Critics’ Picks

Yemenwed, No Image, No. 2, 2011, mixed media, dimensions variable. Installation view.

Yemenwed, No Image, No. 2, 2011, mixed media, dimensions variable. Installation view.

New York

“SKIN SO SOFT”

Gresham’s Ghost
401 Broadway, Second Floor
May 26–June 25, 2011

“The future,” not quite as distant as it once seemed, generates both anxious curiosity and romantic infatuation. Gresham’s Ghost, Ajay Kurian’s itinerant curatorial project, hosts “SKIN SO SOFT,” a rather forward-thinking group show organized by Josh Kline that introduces a future that may already be here. The seven artists in the exhibition playfully and persuasively address the questions of, in Kline’s formulation, “how we’re living today and how we’ll be living tomorrow,” engaging performance and digital projects as well as New Agey materials including kudzu extract, tofu, acidophilus, and mango coconut nutrient gel.

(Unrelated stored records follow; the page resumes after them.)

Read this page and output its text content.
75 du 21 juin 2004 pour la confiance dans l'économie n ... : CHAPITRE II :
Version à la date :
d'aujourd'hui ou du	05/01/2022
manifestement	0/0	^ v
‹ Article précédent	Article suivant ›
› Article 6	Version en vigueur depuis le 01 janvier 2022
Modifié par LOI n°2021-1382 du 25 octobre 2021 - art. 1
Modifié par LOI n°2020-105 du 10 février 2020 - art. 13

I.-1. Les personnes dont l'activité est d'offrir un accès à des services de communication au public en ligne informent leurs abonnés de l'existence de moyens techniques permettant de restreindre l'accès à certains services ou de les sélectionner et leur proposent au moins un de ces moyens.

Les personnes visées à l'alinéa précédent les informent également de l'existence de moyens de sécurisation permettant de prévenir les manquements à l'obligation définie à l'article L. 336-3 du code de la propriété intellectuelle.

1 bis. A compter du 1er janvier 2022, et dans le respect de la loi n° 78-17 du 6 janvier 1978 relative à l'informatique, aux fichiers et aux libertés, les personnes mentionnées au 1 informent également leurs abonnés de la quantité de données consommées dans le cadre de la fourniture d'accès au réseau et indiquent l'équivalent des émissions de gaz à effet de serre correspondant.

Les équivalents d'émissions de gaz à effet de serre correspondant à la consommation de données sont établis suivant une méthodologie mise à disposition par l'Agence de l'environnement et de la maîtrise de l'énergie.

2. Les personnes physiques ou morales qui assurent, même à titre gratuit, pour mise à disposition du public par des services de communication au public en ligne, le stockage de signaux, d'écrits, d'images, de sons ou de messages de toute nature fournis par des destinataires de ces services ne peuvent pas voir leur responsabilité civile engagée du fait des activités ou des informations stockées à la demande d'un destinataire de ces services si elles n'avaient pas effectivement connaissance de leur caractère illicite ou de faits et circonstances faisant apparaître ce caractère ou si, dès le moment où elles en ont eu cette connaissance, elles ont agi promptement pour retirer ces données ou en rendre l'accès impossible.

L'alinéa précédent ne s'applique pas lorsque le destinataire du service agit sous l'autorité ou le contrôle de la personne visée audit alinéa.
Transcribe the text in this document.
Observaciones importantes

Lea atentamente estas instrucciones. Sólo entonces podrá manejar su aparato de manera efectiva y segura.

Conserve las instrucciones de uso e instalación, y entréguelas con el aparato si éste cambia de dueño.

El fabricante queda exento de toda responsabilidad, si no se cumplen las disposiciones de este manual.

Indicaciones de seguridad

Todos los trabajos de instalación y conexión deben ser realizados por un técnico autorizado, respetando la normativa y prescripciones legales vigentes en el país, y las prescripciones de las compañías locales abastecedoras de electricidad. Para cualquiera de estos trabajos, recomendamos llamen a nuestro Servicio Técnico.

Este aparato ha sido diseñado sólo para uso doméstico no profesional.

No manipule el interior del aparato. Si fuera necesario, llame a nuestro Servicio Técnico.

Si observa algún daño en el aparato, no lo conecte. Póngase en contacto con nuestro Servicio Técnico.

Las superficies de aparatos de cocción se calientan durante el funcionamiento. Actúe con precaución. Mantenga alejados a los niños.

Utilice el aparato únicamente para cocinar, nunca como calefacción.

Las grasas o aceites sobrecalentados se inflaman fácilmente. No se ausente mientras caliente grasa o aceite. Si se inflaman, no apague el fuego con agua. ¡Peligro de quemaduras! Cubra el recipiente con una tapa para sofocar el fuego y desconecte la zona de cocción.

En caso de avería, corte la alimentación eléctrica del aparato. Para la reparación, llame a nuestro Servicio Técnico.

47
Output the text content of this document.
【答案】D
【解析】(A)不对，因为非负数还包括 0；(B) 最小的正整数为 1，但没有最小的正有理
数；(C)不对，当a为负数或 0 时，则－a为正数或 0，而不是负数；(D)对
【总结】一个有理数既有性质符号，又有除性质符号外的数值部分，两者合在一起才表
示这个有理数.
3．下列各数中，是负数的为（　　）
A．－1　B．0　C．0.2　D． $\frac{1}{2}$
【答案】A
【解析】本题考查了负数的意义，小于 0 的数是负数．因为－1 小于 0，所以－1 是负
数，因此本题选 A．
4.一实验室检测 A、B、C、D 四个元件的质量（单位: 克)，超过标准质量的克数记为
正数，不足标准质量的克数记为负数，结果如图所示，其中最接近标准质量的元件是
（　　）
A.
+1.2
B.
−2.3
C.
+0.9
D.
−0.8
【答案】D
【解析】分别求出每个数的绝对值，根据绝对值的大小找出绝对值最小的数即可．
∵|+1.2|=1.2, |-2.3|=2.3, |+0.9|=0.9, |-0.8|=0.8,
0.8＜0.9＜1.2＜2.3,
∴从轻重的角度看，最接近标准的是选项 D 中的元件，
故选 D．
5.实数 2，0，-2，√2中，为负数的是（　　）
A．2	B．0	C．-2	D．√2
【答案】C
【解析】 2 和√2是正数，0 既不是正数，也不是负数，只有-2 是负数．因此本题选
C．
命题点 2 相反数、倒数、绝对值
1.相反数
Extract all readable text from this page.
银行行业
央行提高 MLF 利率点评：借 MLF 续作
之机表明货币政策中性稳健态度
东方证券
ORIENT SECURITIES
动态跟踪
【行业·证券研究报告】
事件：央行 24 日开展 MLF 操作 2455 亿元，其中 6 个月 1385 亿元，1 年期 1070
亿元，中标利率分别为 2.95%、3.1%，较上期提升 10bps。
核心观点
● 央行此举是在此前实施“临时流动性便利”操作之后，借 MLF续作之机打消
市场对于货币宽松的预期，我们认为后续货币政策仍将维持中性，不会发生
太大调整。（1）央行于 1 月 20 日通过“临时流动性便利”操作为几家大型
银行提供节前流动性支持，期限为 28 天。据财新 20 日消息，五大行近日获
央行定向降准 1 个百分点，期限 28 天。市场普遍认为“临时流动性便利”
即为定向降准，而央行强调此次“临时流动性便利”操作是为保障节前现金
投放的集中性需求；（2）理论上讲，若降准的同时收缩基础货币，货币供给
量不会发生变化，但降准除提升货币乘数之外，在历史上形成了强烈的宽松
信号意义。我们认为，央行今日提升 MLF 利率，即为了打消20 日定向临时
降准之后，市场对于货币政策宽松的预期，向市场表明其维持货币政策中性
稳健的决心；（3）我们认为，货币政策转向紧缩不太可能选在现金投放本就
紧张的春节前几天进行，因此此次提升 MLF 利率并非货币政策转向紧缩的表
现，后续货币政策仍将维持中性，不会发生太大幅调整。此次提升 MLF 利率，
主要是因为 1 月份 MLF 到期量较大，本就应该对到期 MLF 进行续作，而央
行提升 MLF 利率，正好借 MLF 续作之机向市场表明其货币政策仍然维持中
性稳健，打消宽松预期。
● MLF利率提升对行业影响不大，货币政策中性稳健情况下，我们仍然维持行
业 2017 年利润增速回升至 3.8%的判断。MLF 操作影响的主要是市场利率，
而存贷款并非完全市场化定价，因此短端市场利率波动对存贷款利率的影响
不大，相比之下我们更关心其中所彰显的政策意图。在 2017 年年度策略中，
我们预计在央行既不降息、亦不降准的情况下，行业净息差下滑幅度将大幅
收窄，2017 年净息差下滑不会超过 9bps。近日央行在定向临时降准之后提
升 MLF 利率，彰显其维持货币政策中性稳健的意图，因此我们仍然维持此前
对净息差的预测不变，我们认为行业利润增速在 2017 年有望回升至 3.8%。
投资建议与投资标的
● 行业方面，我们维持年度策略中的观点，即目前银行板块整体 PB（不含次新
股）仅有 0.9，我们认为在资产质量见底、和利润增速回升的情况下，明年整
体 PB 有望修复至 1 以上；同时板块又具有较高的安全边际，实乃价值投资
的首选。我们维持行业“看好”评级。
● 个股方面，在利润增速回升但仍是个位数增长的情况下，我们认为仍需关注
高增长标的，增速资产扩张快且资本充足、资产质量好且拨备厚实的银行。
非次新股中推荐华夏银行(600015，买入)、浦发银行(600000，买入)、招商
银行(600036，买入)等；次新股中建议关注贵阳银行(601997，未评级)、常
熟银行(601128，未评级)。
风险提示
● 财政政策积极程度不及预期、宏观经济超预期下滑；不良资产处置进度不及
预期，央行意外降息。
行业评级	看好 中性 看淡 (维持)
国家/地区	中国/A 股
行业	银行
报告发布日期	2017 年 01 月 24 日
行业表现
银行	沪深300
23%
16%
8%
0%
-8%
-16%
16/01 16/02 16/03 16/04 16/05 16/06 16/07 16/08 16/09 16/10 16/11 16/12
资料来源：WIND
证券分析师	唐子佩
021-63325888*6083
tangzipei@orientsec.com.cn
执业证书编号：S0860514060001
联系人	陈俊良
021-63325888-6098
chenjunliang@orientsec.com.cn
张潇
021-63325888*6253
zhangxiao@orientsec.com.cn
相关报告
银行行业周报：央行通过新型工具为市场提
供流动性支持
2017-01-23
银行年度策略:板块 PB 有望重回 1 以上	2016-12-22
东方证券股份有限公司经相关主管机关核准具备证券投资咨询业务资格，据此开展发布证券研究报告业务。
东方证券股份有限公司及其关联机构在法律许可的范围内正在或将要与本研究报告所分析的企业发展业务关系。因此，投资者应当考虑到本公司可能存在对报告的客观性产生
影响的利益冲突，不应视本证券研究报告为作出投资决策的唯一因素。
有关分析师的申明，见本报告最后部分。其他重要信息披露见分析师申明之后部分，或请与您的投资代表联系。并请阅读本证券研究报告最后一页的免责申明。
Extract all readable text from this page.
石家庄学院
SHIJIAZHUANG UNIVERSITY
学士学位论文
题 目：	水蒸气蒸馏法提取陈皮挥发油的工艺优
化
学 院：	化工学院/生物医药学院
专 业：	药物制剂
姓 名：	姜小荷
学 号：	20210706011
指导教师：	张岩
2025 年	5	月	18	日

Timely yet depoliticized, this exhibition turns to body consciousness in an exploration of the human as consumer, but also as an organism on the verge of turbulent evolution. Brian Clifton’s photograph, Bodies Behind Glass, 2009, for one, suggests an Atwoodian avian-human-engineering nightmare unfolding at your local butcher’s counter. Demonstrating the more aggressive aspects of “survival of the fittest,” A. K. Burns’s videos document the artist stoically miming genres of YouTube fetish footage in which destruction (whether cucumbers being crushed or balloons being popped) piques the libido. Perhaps the most apt example of the future as annihilation is Untitled, 2011, a photograph by Michele Abeles that has the artist shearing her lauded imagery to fashion a sparse mosaic: sacrifice offered in exchange for salvation.

Doom and gloom are not the only offerings in this exhibition; an affably neophilic prospect persists. Kline’s own contribution, hand-sanitizer dispensers containing not antibacterial gel but inoculated agar, provides a contagious bon mot for our bacteriophobic culture. And as an antidote to abounding anxieties and fears of the future, the collaborative Yemenwed has altruistically installed what appears to be a surreal doctor’s waiting room replete with sponged wall paintings, geometric furnishings, and a skillfully engineered faux pharmaceutical commercial in which a businesswoman’s spirits and self are lifted by the effects of an enigmatic, pulsating wall plug-in. From here, the day after tomorrow looks quite manageable. Enjoyable, even.